What are the Christian socially conservative values Richard Lucas (Letters, 19 April) worries aren’t currently “articulated in political debate”? As no examples are given, perhaps the reference is to lifestyle choices, such as same-sex marriage, which are anathema to some Christians. It wouldn’t be too unreasonable to infer they might welcome “the vacuum to be filled” with a US-style Tea Party.”
However, there is an alternative, given that “Christian core values” are not necessarily common only to fundamentalists and right-wing parties. People who are not “formal Christians” and don’t identify with any denomination may still live by the “core values” of the gospels.

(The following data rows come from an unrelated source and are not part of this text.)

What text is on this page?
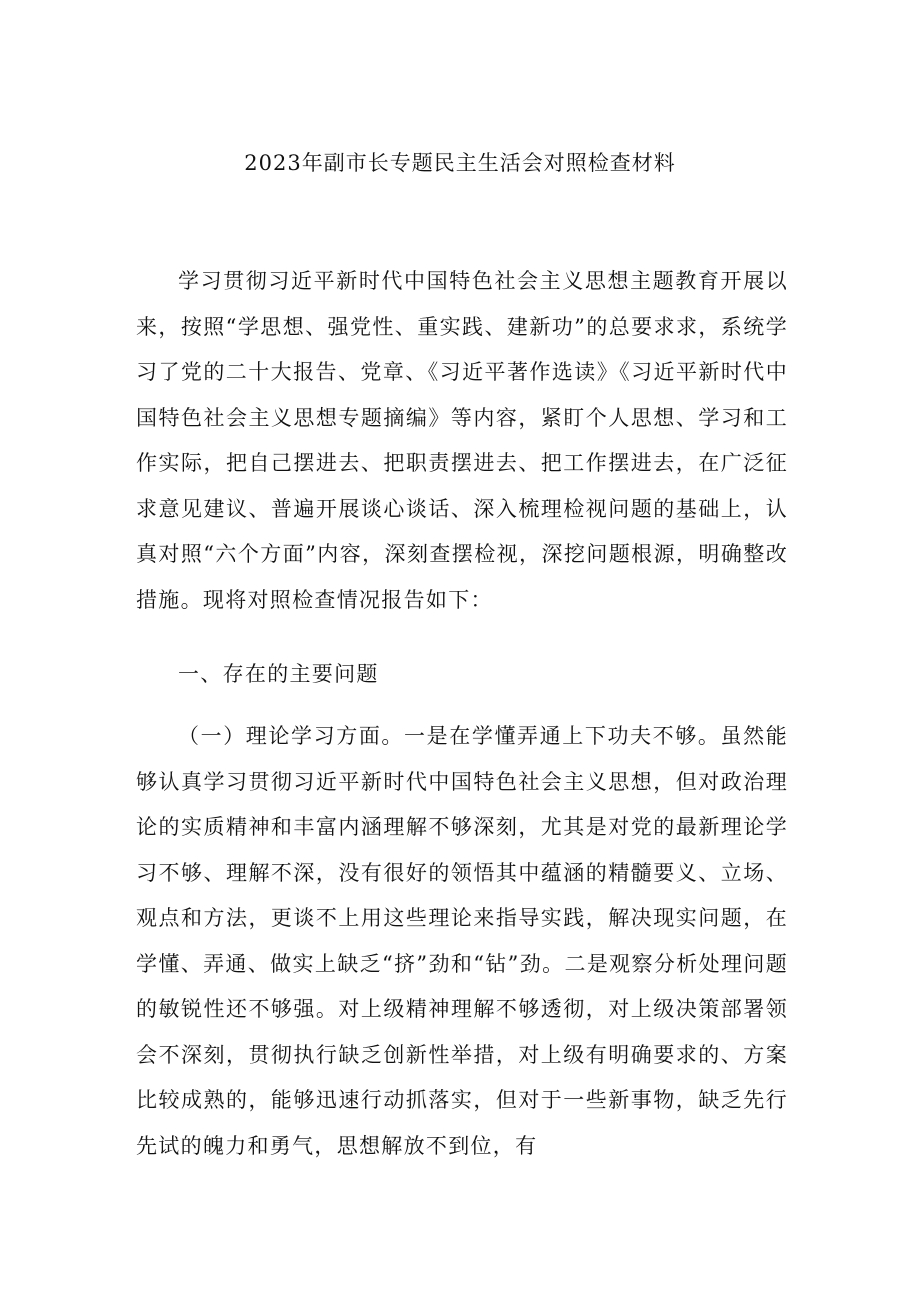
2023年副市长专题民主生活会对照检查材料

学习贯彻习近平新时代中国特色社会主义思想主题教育开展以来，按照“学思想、强党性、重实践、建新功”的总要求求，系统学习了党的二十大报告、党章、《习近平著作选读》《习近平新时代中国特色社会主义思想专题摘编》等内容，紧盯个人思想、学习和工作实际，把自己摆进去、把职责摆进去、把工作摆进去，在广泛征求意见建议、普遍开展谈心谈话、深入梳理检视问题的基础上，认真对照“六个方面”内容，深刻查摆检视，深挖问题根源，明确整改措施。现将对照检查情况报告如下：

一、存在的主要问题

（一）理论学习方面。一是在学懂弄通上下功夫不够。虽然能够认真学习贯彻习近平新时代中国特色社会主义思想，但对政治理论的实质精神和丰富内涵理解不够深刻，尤其是对党的最新理论学习不够、理解不深，没有很好的领悟其中蕴涵的精髓要义、立场、观点和方法，更谈不上用这些理论来指导实践，解决现实问题，在学懂、弄通、做实上缺乏“挤”劲和“钻”劲。二是观察分析处理问题的敏锐性还不够强。对上级精神理解不够透彻，对上级决策部署领会不深刻，贯彻执行缺乏创新性举措，对上级有明确要求的、方案比较成熟的，能够迅速行动抓落实，但对于一些新事物，缺乏先行先试的魄力和勇气，思想解放不到位，有
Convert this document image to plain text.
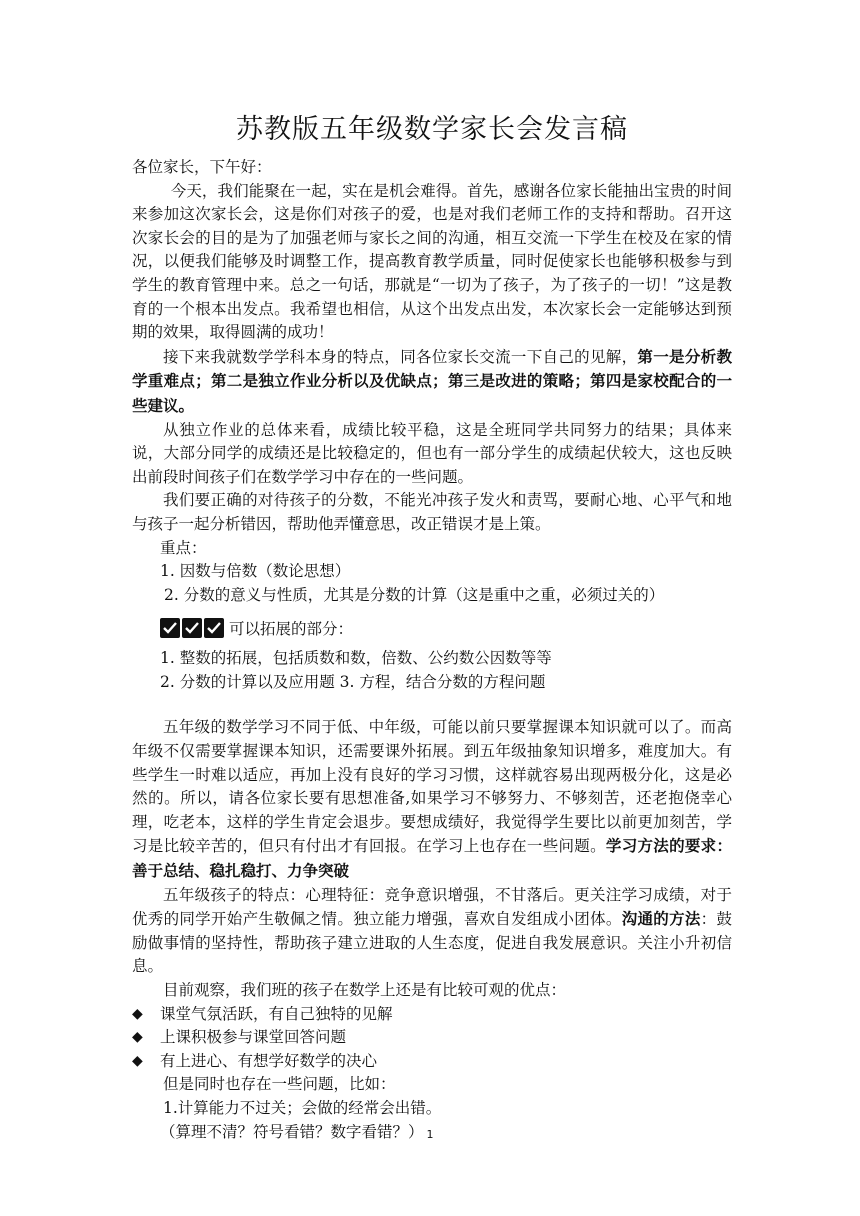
苏教版五年级数学家长会发言稿

各位家长，下午好：

今天，我们能聚在一起，实在是机会难得。首先，感谢各位家长能抽出宝贵的时间来参加这次家长会，这是你们对孩子的爱，也是对我们老师工作的支持和帮助。召开这次家长会的目的是为了加强老师与家长之间的沟通，相互交流一下学生在校及在家的情况，以便我们能够及时调整工作，提高教育教学质量，同时促使家长也能够积极参与到学生的教育管理中来。总之一句话，那就是“一切为了孩子，为了孩子的一切！”这是教育的一个根本出发点。我希望也相信，从这个出发点出发，本次家长会一定能够达到预期的效果，取得圆满的成功！

接下来我就数学学科本身的特点，同各位家长交流一下自己的见解，第一是分析教学重难点；第二是独立作业分析以及优缺点；第三是改进的策略；第四是家校配合的一些建议。

从独立作业的总体来看，成绩比较平稳，这是全班同学共同努力的结果；具体来说，大部分同学的成绩还是比较稳定的，但也有一部分学生的成绩起伏较大，这也反映出前段时间孩子们在数学学习中存在的一些问题。

我们要正确的对待孩子的分数，不能光冲孩子发火和责骂，要耐心地、心平气和地与孩子一起分析错因，帮助他弄懂意思，改正错误才是上策。

重点：

1. 因数与倍数（数论思想）

2. 分数的意义与性质，尤其是分数的计算（这是重中之重，必须过关的）

可以拓展的部分：

1. 整数的拓展，包括质数和数，倍数、公约数公因数等等

2. 分数的计算以及应用题 3. 方程，结合分数的方程问题

五年级的数学学习不同于低、中年级，可能以前只要掌握课本知识就可以了。而高年级不仅需要掌握课本知识，还需要课外拓展。到五年级抽象知识增多，难度加大。有些学生一时难以适应，再加上没有良好的学习习惯，这样就容易出现两极分化，这是必然的。所以，请各位家长要有思想准备,如果学习不够努力、不够刻苦，还老抱侥幸心理，吃老本，这样的学生肯定会退步。要想成绩好，我觉得学生要比以前更加刻苦，学习是比较辛苦的，但只有付出才有回报。在学习上也存在一些问题。学习方法的要求：善于总结、稳扎稳打、力争突破

五年级孩子的特点：心理特征：竞争意识增强，不甘落后。更关注学习成绩，对于优秀的同学开始产生敬佩之情。独立能力增强，喜欢自发组成小团体。沟通的方法：鼓励做事情的坚持性，帮助孩子建立进取的人生态度，促进自我发展意识。关注小升初信息。

目前观察，我们班的孩子在数学上还是有比较可观的优点：

◆	课堂气氛活跃，有自己独特的见解

◆	上课积极参与课堂回答问题

◆	有上进心、有想学好数学的决心

但是同时也存在一些问题，比如：

1.计算能力不过关；会做的经常会出错。

（算理不清？符号看错？数字看错？） 1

Take, for example, the core Christian value “Love thy neighbour as thyself”. Now compare this with “from each according to their means to each according to their need”. Didn’t Christians in Latin America organise a radical political movement led by priests which “articulated core Christian values”? Seemingly, the altruistic motives that lead someone to Christianity may also be the motives that in this case led to Marxism.

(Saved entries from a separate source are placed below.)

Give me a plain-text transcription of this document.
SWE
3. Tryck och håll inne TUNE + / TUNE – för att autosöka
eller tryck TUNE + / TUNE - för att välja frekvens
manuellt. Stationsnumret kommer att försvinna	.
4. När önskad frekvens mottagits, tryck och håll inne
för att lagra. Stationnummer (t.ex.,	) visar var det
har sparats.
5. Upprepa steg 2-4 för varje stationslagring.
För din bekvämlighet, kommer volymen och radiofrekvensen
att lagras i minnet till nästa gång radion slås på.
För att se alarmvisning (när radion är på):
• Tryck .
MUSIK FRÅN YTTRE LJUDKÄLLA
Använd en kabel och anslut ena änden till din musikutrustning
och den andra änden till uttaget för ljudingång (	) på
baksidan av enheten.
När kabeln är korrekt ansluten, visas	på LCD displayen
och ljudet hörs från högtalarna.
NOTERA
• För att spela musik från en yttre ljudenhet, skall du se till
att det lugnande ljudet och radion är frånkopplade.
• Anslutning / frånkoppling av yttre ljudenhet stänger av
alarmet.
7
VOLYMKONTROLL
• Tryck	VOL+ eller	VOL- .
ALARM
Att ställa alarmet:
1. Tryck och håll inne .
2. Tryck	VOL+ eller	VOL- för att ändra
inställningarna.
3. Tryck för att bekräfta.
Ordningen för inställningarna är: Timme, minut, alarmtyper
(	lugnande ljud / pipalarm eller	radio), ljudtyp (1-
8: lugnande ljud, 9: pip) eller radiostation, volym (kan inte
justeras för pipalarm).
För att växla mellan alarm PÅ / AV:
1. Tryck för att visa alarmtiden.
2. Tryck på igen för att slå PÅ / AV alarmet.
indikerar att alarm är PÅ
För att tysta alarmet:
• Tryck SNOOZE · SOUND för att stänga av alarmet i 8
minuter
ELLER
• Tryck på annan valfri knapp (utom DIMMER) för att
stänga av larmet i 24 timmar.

Arguably, there are left-wing alternatives through which Christians can articulate their “core values” in contemporary politics, not only Marxist parties but notably the Christian Socialists.
Old Chapel Walk
Richard Lucas apparently thinks that only those who agree with the specific beliefs he describes are “Christians”. His linking of “Christianity” with social conservatism is hard to understand as both Jesus and Paul were radicals who sought to change social attitudes. It was the Pharisees who were “social conservatives”.
Paul argued with the disciples who believed that only Jews could be accepted into their group. William Wilberforce, John Newton, David Livingstone and Florence Nightingale were anything but social conservatives. Most people think that what matters is what one does, not what one believes.